CANCER patients across the borough will be able to receive medical treatments usually only delivered in hospital or a hospice at home as part of a groundbreaking project to improve end of life care.
It will mean that up to ten people across Solihull who are facing their last few months of life will now be able to receive drugs called bisphosphonates through an intravenous drip, without having to travel to hospital or a hospice.
Bisphosphonates can help to protect bones against some of the effects of cancer, such as pain and weakness.
The new initiative is part of a two-year project called Macmillan Specialist Care at Home, which is aiming to transform end of life care across Solihull and Birmingham for people affected by cancer and other life limiting conditions.
It is being funded primarily by Macmillan Cancer Support and delivered in partnership with NHS services, Clinical Commissioning Groups, the Marie Curie Hospice and St Mary’s Hospice.
The treatment will be offered initially to up to ten patients a month who have less than a year to live and who are already receiving support from the Marsh Lane Marie Curie Hospice.
The treatment will be delivered by a team of nurses employed by the Heart of England NHS Foundation Trust and supervised by consultants from Marie Curie.
Solihull has been chosen as one of six pilot sites being led by Macmillan across England, testing out new and innovative ways of working, so that people receive the best possible care and support at the end of their lives.
In addition to delivering medical treatment at home, the project is also testing out other improvements in the region including, providing additional training for GPs and training volunteers to provide practical and emotional support to people at home.
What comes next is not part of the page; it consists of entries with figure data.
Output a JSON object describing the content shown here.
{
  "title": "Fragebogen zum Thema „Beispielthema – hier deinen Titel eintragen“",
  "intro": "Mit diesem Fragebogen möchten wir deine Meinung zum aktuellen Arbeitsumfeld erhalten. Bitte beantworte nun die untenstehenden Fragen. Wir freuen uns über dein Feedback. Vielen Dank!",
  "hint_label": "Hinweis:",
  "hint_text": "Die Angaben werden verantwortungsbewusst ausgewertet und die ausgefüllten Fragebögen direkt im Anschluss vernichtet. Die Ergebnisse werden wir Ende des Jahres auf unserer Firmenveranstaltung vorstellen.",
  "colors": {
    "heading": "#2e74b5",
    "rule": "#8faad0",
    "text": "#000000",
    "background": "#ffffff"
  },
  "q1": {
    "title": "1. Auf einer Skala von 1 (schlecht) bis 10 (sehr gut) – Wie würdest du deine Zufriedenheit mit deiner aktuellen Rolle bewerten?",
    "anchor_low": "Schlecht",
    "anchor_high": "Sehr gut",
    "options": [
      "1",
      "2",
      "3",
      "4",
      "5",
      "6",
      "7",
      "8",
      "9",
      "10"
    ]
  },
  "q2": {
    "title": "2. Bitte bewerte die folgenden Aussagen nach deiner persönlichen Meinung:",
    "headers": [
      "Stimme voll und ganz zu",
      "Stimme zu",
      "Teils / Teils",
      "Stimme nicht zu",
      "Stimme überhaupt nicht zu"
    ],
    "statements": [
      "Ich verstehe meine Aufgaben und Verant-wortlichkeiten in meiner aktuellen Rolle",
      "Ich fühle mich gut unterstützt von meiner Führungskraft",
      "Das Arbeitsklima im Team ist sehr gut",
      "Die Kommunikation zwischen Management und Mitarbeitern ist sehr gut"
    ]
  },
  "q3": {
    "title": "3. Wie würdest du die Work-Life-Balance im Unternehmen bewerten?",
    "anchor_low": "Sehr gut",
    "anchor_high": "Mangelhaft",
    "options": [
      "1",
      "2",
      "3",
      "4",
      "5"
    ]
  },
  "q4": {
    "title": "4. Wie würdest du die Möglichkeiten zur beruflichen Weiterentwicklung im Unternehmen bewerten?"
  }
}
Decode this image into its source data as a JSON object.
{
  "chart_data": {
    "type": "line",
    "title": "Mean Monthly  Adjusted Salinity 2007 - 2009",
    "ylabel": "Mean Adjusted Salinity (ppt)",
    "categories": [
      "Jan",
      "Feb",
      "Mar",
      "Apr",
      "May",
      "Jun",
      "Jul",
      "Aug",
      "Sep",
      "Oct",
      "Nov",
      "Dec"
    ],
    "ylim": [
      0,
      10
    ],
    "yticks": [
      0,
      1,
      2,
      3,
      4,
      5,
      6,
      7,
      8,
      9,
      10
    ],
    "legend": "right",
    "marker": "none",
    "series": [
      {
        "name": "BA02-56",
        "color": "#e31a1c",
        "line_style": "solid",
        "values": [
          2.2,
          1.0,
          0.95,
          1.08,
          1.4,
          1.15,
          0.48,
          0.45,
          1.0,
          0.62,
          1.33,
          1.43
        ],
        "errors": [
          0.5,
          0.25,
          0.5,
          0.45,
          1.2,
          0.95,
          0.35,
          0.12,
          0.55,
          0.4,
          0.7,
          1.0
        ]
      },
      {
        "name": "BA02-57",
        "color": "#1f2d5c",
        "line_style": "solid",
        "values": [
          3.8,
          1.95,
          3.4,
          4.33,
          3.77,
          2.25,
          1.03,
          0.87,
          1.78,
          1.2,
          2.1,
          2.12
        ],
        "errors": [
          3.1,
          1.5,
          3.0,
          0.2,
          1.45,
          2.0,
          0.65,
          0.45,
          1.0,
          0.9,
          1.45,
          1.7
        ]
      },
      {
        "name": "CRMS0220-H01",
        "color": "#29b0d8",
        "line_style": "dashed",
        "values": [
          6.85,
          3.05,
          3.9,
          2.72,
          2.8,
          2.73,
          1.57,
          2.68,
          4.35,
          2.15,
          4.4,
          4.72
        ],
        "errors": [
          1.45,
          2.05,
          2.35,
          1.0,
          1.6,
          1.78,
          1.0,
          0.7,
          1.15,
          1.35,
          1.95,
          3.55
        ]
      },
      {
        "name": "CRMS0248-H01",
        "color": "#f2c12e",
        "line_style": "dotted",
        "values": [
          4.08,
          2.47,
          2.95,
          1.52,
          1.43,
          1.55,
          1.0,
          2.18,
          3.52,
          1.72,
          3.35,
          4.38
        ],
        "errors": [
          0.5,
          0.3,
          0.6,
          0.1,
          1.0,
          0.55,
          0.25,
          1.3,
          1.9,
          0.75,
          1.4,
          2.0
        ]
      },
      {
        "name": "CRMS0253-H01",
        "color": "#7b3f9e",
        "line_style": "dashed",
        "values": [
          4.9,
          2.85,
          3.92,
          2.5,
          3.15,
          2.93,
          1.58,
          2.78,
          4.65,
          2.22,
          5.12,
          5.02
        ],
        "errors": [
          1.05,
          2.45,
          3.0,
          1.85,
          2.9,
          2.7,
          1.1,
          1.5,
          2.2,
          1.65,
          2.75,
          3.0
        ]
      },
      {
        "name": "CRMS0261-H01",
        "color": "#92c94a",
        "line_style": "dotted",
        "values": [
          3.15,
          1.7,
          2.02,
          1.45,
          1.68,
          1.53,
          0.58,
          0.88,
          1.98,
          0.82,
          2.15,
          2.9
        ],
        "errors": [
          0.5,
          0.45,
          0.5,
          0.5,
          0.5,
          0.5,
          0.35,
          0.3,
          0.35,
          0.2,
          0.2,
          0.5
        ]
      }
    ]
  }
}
There are also plans to expand the range of medical treatment offered to people at home over the next few months.
Viki Williams, project lead for Macmillan Specialist Care at Home in Solihull said at Macmillan, they believe that people with cancer and other life limiting conditions should get the best possible care and support at the end of their lives and they have to get it right first time and every time.
She added: “Lots of trips to and from hospital is the last thing people need when they are nearing the end of their lives.
“Travel can be stressful and most people want to be at home with their families and loved ones.
“By testing out this new model of care in Solihull, we hope to build the evidence we need to make the case to other NHS Trusts across the UK that they should following the example being set here in Solihull.
“It’s taken a lot of work to get to this point and we couldn’t have done it without the full support of all of the partners involved, it’s been really inspiring to see so many organisations across Solihull pulling together to make this happen.”